You are viewing a plain text version of this content. The canonical link for it is here.
Posted to user@cassandra.apache.org by Kevin Burton <bu...@spinn3r.com> on 2014/09/27 06:08:10 UTC
simple map / table scans without hadoop?
I have the requirements to periodically run full tables scans on our data.
It’s mostly for repair tasks or making bulk UPDATEs… but I’d prefer to do
it in Java because I need something mildly trivial.
Pig / hadoop / etc are mildly overkill for this. I don’t want or need a
whole hadoop or HDFS setup for this.
For example, a full table scan, and if a field matches a regex, set another
column based on that value.
Seems like this wouldn’t be too hard. Just write a daemon that looks at
the key distribution and runs a scan on the data closest to it. It would
be ideal if it was in a separate daemon so that you couldn’t accidentally
read all that data into memory and then OOM the Cassandra daemon.
Does this already exist?
--
Founder/CEO Spinn3r.com
Location: *San Francisco, CA*
blog: http://burtonator.wordpress.com
… or check out my Google+ profile
<https://plus.google.com/102718274791889610666/posts>
<http://spinn3r.com>
Re: simple map / table scans without hadoop?

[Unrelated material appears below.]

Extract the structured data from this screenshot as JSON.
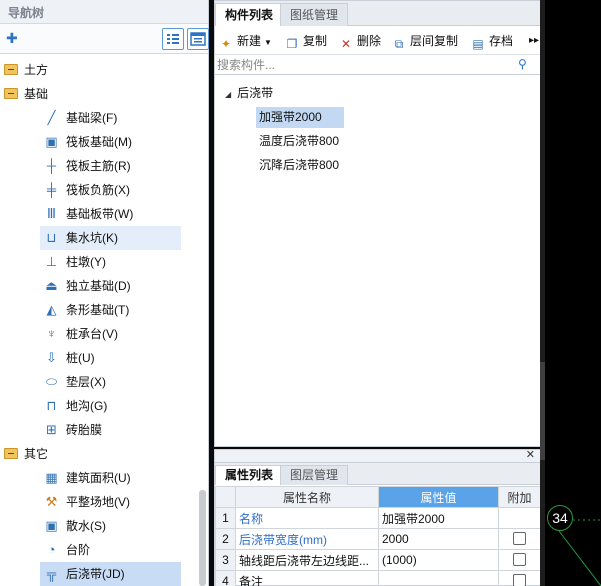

Posted by Robert Coli <rc...@eventbrite.com>.
On Fri, Sep 26, 2014 at 9:08 PM, Kevin Burton <bu...@spinn3r.com> wrote:
> I have the requirements to periodically run full tables scans on our
> data. It’s mostly for repair tasks or making bulk UPDATEs… but I’d prefer
> to do it in Java because I need something mildly trivial.
>
http://wiki.apache.org/cassandra/FAQ#iter_world
?
=Rob